How can I print the entire contents of Wordnet (preferably with NLTK)?
For wordnet, it's a word sense resources so elements in the resource are indexed by senses (aka synsets
).
To iterate through synsets
:
>>> from nltk.corpus import wordnet as wn
>>> for ss in wn.all_synsets():
... print ss
... print ss.definition()
... break
...
Synset('able.a.01')
(usually followed by `to') having the necessary means or skill or know-how or authority to do something
For each synset (sense/concept), there is a list of words attached to it, called lemmas
: lemmas are the canonical ("root") form of the words we use to when we check a dictionary.
To get a full list of lemmas in wordnet using a one-liner:
>>> lemmas_in_wordnet = set(chain(*[ss.lemma_names() for ss in wn.all_synsets()]))
Interestingly, wn.words()
will also return all the lemma_names
:
>>> lemmas_in_words = set(i for i in wn.words())
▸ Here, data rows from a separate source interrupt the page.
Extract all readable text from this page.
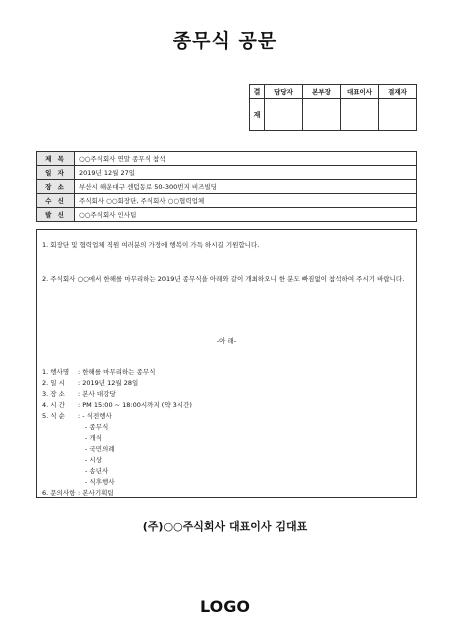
종무식 공문
결	담당자	본부장	대표이사	결재자
재				
제 목	○○주식회사 연말 종무식 참석
일 자	2019년 12월 27일
장 소	부산시 해운대구 센텀동로 50-300번지 비즈빌딩
수 신	주식회사 ○○회장단, 주식회사 ○○협력업체
발 신	○○주식회사 인사팀
1. 회장단 및 협력업체 직원 여러분의 가정에 행복이 가득 하시길 기원합니다.
2. 주식회사 ○○에서 한해를 마무리하는 2019년 종무식을 아래와 같이 개최하오니 한 분도 빠짐없이 참석하여 주시기 바랍니다.
-아 래-
1. 행사명 : 한해를 마무리하는 종무식
2. 일 시 : 2019년 12월 28일
3. 장 소 : 본사 대강당
4. 시 간 : PM 15:00 ~ 18:00시까지 (약 3시간)
5. 식 순 : - 식전행사
- 종무식
- 개식
- 국민의례
- 시상
- 송년사
- 식후행사
6. 문의사항 : 본사기획팀
(주)○○주식회사 대표이사 김대표
LOGO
>>> len(lemmas_in_wordnet)
148730
>>> len(lemmas_in_words)
147306
But strangely there're some discrepancies as to the total number of words collected using wn.words()
.
"Printing the full content" of wordnet into text seems to be something too ambitious, because wordnet
is structured sort of like a hierarchical graph, with synsets interconnected to each other and each synset has its own properties/attributes. That's why the wordnet files are not kept simply as a single textfile.
To see what a synset contains:
>>> first_synset = next(wn.all_synsets())
>>> dir(first_synset)
['__class__', '__delattr__', '__dict__', '__doc__', '__eq__', '__format__', '__ge__', '__getattribute__', '__gt__', '__hash__', '__init__', '__le__', '__lt__', '__module__', '__ne__', '__new__', '__reduce__', '__reduce_ex__', '__repr__', '__setattr__', '__sizeof__', '__slots__', '__str__', '__subclasshook__', '__unicode__', '__weakref__', '_all_hypernyms', '_definition', '_examples', '_frame_ids', '_hypernyms', '_instance_hypernyms', '_iter_hypernym_lists', '_lemma_names', '_lemma_pointers', '_lemmas', '_lexname', '_max_depth', '_min_depth', '_name', '_needs_root', '_offset', '_pointers', '_pos', '_related', '_shortest_hypernym_paths', '_wordnet_corpus_reader', 'also_sees', 'attributes', 'causes', 'closure', 'common_hypernyms', 'definition', 'entailments', 'examples', 'frame_ids', 'hypernym_distances', 'hypernym_paths', 'hypernyms', 'hyponyms', 'instance_hypernyms', 'instance_hyponyms', 'jcn_similarity', 'lch_similarity', 'lemma_names', 'lemmas', 'lexname', 'lin_similarity', 'lowest_common_hypernyms', 'max_depth', 'member_holonyms', 'member_meronyms', 'min_depth', 'name', 'offset', 'part_holonyms', 'part_meronyms', 'path_similarity', 'pos', 'region_domains', 'res_similarity', 'root_hypernyms', 'shortest_path_distance', 'similar_tos', 'substance_holonyms', 'substance_meronyms', 'topic_domains', 'tree', 'unicode_repr', 'usage_domains', 'verb_groups', 'wup_similarity']
Going through this howto
would be helpful in knowing how to access the information you need in wordnet: http://www.nltk.org/howto/wordnet.html
Please try the following:
for word in wn.words():
print word
This should work because wn.words()
is actually an iterator that generates a sequence of strings, rather than a list of strings like b.words
. The for
loop causes the iterator to generate the words one at a time.